If cardboard’s not your style, you can opt for bamboo, wicker or even a woven woollen fleece shroud for your final journey. A natural burial site itself costs £500-£800.

If a cardboard coffin’s not your style, you can opt for bamboo, wicker or even a woven woollen fleece shroud

“Many people want to escape the conveyor-belt crematoria and cemetery experience,” says James Leedam of Native Woodland, an organisation that owns six natural burial grounds. “Green burials allow more time and space, resulting in an altogether more personal and meaningful ending.”

Jan Willis arranged a natural burial for her partner last year and says the aesthetic values are as important as the environmental ones. “The day itself had none of the doom and gloom of my father’s cemetery burial – I was surrounded by a beautiful view, the twitter of birdsong and an overwhelming sense of tranquillity,” she says. “It was a huge comfort at an incredibly difficult time.”

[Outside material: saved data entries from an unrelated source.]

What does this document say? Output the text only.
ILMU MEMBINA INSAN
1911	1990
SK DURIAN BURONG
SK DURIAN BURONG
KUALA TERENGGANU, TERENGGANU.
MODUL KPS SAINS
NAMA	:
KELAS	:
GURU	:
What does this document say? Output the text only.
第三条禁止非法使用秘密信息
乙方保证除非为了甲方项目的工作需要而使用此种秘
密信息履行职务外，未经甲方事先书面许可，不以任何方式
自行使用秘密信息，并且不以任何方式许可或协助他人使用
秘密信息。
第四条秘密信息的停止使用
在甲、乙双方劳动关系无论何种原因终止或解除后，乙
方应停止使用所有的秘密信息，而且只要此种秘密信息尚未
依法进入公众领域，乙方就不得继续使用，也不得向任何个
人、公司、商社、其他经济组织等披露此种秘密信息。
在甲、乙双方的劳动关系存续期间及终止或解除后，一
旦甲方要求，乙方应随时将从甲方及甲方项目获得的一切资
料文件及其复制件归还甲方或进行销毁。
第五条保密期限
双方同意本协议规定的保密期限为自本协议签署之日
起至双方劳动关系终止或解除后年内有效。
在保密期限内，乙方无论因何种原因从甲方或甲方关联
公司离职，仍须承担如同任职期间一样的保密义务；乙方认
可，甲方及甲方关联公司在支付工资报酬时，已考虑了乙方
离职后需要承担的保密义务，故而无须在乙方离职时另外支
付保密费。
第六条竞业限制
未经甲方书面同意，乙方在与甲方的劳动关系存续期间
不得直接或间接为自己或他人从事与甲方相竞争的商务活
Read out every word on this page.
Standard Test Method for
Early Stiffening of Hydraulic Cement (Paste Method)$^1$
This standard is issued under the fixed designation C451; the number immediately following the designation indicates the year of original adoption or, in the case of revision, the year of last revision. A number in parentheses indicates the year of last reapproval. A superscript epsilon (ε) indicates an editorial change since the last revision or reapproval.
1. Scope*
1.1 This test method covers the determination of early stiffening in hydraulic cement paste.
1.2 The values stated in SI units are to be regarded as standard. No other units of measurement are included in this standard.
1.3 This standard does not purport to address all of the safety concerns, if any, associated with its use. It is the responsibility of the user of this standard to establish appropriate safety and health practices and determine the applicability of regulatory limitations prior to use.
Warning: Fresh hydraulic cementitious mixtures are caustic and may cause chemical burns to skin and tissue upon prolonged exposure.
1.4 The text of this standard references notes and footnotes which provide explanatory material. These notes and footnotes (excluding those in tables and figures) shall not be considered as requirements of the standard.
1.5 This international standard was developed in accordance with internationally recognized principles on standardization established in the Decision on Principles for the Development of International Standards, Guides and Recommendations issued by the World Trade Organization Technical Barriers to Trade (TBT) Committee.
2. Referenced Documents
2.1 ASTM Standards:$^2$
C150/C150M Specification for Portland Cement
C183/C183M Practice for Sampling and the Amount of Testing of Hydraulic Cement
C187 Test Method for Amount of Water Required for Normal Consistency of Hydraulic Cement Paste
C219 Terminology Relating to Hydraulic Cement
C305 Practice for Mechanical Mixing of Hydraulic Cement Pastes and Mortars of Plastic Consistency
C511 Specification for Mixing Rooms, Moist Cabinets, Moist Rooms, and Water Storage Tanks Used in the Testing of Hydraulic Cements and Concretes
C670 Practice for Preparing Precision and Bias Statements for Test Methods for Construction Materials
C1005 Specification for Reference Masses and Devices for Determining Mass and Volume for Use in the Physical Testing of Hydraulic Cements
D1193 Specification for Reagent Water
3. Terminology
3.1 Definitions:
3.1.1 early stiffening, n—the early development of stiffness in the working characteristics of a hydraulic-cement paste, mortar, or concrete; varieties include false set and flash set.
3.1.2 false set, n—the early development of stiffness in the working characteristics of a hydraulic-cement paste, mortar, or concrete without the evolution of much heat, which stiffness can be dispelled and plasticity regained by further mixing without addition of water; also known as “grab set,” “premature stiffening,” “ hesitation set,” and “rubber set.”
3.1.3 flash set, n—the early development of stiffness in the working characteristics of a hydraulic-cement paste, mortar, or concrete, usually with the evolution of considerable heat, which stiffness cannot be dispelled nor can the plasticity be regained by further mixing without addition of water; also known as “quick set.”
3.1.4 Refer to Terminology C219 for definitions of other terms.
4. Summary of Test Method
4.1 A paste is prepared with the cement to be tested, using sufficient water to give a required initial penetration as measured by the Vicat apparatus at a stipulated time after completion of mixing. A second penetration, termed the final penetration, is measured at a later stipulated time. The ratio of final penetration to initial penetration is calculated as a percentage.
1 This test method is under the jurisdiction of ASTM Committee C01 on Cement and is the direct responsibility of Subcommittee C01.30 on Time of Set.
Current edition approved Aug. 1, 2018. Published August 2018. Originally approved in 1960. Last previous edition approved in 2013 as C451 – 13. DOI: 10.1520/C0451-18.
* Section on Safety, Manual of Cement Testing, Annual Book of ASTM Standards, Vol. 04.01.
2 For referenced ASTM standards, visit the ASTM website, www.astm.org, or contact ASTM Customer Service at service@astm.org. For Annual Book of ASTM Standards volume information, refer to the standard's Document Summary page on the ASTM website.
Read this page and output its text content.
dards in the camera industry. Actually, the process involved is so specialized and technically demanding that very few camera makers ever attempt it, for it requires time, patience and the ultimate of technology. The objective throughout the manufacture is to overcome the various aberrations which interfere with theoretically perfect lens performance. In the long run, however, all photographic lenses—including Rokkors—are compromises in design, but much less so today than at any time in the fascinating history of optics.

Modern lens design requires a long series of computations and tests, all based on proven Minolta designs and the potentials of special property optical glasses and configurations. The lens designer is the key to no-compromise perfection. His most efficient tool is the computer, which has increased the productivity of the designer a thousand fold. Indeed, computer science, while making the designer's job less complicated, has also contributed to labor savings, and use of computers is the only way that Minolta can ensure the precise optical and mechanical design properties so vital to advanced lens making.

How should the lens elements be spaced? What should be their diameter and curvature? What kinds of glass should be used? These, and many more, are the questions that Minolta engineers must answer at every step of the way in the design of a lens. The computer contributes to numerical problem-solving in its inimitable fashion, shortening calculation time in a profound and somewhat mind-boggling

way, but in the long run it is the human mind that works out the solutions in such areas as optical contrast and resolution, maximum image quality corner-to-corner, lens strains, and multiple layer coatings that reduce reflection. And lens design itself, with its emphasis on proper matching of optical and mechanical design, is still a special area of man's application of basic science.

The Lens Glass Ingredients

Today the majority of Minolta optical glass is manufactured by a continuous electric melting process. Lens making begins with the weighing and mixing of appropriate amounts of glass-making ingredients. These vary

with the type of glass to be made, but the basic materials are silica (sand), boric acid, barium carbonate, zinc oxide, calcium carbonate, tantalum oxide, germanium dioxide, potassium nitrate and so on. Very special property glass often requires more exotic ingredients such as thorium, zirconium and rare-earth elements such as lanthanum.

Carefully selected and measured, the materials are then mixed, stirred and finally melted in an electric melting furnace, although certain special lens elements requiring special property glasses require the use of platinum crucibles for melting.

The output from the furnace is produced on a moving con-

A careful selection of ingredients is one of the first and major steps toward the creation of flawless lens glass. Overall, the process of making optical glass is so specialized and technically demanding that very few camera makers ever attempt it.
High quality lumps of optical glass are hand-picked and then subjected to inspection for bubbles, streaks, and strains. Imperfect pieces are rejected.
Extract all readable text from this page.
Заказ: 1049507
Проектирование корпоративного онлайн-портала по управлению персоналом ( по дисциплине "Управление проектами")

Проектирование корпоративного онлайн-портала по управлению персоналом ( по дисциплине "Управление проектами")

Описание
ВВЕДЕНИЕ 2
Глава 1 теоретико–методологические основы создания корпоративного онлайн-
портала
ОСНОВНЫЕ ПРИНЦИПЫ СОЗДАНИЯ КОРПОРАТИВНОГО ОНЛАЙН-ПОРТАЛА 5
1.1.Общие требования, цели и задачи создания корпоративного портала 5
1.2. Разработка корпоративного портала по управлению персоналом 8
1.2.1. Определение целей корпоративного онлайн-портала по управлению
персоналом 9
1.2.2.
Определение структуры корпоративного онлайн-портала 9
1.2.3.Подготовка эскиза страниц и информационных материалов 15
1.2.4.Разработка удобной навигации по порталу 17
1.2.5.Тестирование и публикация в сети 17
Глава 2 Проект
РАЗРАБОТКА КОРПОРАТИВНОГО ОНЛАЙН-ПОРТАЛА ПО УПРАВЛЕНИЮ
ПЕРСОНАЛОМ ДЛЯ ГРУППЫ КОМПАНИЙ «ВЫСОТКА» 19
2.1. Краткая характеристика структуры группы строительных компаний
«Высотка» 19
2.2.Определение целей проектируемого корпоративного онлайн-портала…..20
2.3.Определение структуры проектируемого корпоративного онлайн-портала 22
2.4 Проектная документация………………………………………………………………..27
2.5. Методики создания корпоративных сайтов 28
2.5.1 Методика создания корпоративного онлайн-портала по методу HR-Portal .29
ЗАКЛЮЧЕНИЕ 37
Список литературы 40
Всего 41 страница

The burial grounds – which are indistinguishable from any other meadow or woodland – are often taken on by wildlife trusts and continue life as nature reserves once full. But there are other factors to consider.

“Some sites are astoundingly beautiful,” says Charles Cowling of The Good Funeral Guide. “Some are not. Make sure you visit and check there’s an agreed sustainability plan that ensures it won’t be left to rack and ruin.“Not being able to tend a grave can also be an emotional hardship,” he adds. “But littering the meadows with clumpy headstones defeats the point, turning them into any other sterile graveyard.”

Ceremonies can be organised through funeral directors, use a hearse and have a blessing from a religious minister, but there is no legal obligation to. Nor is there an obligation to embalm a body. With permission, you can even use your own land for burial.

“Natural burials are as much about choice as they are about being green,” says James Leedam. “A traditional service isn’t for everyone. And now it doesn’t have to be.”